Одета она была вызывающе-броско, любила яркую деталь на шее, на голове. Уставилась своими маленькими, хитрыми, как у гадюки, глазками, прямо ему в переносицу:
— Я знаю. Это начало конца. Ты охладел ко мне. Не звонишь, не ищешь встречи. Не оправдывайся... я знаю. Как ты говорил, что там на кольце Соломона было написано?
— Все проходит.
— Вот именно. Не хочу реанимировать. Оставим все в зените. Жаль, мы не дотянули до пика. Я еще не исчерпала своих возможностей.
— Все еще впереди. Не удалось пока найти шведа?
— В нашу задрипанную республику шведы не ездят. Мои подруги-сику- хи налетали, брали живьем австрияков в Жодино, итальянцев в Гатово. Там кожевенный завод строят. Мелочевка. Шуму много, а привезли всего по сотне долларов, консервированных сосисок, пива, жвачек, одну-две джинсовые юбки. Опуститься до их уровня, значит подписаться под словом «проститутка». Я еще пока держусь, обхожу стороной негров у общежития политехнического. И потом, ехать в Жлобин не с руки. Там меня с детства каждая собака знает. Все, — она закусила свои пухлые губки, — хочу, чтобы ты запомнил меня неповторимой. Сегодня я обниму тебя в последний раз.
Любомир улыбнулся.
— Ах, ты не веришь? Ты думаешь, женщина — примитивное и слабое существо, она не способна ни давать слово, ни держать его?
— Именно так и считаю.
— Я исключение.
Лифт не работал, и они без привычки долго поднимались на одиннадцатый этаж, осторожно, затыкая носы, обходили на темных лестничных площадках кучки человеческого дерьма. Она подала ему ключ, попросила открыть квартиру, так напоминавшую ему прокуренный, грязный старый вагон пригородного поезда.

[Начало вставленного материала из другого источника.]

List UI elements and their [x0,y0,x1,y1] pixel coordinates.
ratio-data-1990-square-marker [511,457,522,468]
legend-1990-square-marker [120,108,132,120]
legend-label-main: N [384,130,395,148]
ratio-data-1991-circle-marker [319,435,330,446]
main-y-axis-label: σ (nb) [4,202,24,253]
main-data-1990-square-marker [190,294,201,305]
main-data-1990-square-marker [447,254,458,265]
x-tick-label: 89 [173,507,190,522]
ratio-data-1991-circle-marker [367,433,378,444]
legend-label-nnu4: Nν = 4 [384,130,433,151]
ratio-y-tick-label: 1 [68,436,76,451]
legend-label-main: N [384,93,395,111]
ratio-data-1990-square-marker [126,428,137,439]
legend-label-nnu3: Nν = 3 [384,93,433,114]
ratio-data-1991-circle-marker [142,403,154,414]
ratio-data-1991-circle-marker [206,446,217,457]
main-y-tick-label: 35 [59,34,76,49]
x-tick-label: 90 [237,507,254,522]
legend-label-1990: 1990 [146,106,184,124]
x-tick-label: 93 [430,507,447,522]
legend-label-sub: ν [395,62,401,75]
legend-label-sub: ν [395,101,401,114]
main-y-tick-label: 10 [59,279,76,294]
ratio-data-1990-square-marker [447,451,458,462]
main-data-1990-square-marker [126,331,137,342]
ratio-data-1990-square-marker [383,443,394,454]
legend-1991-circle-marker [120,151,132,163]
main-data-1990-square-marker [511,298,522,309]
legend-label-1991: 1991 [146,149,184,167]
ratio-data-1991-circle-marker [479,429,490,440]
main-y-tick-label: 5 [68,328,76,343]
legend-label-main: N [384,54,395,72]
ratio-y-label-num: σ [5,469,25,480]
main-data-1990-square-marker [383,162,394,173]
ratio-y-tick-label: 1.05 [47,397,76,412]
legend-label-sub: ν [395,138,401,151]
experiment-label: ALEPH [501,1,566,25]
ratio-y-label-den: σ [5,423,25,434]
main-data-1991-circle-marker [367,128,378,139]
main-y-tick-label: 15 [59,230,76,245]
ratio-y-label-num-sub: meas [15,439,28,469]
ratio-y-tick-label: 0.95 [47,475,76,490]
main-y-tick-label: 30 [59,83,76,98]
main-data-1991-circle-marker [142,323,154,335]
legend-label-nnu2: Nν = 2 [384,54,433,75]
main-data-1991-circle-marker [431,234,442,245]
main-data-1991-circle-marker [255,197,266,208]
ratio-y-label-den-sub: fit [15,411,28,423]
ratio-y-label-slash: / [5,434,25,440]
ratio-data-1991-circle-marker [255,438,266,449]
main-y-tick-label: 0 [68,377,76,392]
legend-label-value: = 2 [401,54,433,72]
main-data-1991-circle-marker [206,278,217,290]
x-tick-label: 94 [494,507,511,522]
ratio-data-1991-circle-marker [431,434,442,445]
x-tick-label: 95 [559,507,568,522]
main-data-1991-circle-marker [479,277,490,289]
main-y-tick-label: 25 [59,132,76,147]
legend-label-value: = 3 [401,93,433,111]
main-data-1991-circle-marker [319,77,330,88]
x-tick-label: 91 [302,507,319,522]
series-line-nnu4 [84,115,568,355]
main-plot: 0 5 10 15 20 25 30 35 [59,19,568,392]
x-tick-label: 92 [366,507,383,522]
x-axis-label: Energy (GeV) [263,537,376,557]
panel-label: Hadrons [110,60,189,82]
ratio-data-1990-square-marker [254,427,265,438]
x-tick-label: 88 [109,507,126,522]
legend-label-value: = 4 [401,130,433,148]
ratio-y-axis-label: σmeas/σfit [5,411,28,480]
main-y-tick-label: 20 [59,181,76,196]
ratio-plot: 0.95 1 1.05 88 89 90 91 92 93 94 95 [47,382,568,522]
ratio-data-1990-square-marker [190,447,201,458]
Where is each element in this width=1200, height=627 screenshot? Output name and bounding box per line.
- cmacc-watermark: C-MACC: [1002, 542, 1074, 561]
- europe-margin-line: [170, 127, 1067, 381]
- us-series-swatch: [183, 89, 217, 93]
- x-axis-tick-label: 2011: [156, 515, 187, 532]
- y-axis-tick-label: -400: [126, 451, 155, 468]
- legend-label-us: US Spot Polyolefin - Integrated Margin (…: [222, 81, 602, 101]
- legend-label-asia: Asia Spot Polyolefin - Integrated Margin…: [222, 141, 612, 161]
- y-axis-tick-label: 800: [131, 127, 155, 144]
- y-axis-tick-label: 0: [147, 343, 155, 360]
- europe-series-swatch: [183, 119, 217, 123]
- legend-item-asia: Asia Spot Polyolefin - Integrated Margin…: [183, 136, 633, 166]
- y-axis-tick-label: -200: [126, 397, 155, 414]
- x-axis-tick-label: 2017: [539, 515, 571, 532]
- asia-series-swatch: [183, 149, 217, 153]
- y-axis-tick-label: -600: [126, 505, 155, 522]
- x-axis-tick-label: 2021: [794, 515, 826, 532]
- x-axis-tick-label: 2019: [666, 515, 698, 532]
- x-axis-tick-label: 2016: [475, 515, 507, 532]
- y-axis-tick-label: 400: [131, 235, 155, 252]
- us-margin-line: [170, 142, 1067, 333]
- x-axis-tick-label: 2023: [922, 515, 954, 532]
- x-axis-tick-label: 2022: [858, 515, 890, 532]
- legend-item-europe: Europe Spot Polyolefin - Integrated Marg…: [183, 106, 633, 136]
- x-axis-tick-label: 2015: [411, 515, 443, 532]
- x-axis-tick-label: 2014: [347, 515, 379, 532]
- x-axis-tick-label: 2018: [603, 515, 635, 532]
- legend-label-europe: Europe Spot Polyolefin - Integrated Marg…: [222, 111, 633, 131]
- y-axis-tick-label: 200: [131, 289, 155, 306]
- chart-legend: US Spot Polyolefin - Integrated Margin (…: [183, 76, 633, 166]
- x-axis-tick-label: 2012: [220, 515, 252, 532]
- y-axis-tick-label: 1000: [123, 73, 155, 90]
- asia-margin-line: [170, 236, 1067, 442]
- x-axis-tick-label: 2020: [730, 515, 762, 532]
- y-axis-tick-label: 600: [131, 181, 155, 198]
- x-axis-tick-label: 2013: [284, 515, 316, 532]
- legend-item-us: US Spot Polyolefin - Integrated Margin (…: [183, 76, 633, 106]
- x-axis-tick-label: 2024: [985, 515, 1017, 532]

— Тебе неприятно? И я мечтаю о сексе под пальмами на берегу лагуны Тихого океана, но увы... за сто пятьдесят рублей не могу позволить себе купить даже импортное бельишко: лифчик паутинкой и трусики ажурные. Я тебя раздену сама. Это не стандартно. Обычно раздевают баб.
Он покорно следовал ее желаниям, безвольно стоял в ванной, а она, довольная, терла его тело темно-коричневой, колючей, чужой мочалкою.
— Ты не бойся. СПИД через мыло не передается. А полотенце я принесла свое.
Ей нравилось ухаживать за ним, как за ребенком. Любила целовать его маленькие родимые пятна на шее, на мочке уха, на бедре.
— Я несчастлива в отношениях с мужчинами, потому что родилась в год Змеи, осенью, ночью. Давай зажжем свечу и поцелуемся в последний раз...
— Бог даст, свидимся, что уж так хоронить себя.
— Нет. Ты демон. Ты обладаешь, как Гришка Распутин, гипнозом. Не хочу тебя видеть и слышать.
Она впилась в его губы. Наигранно, закатывая глаза, стонала, силясь быть нежною, охала...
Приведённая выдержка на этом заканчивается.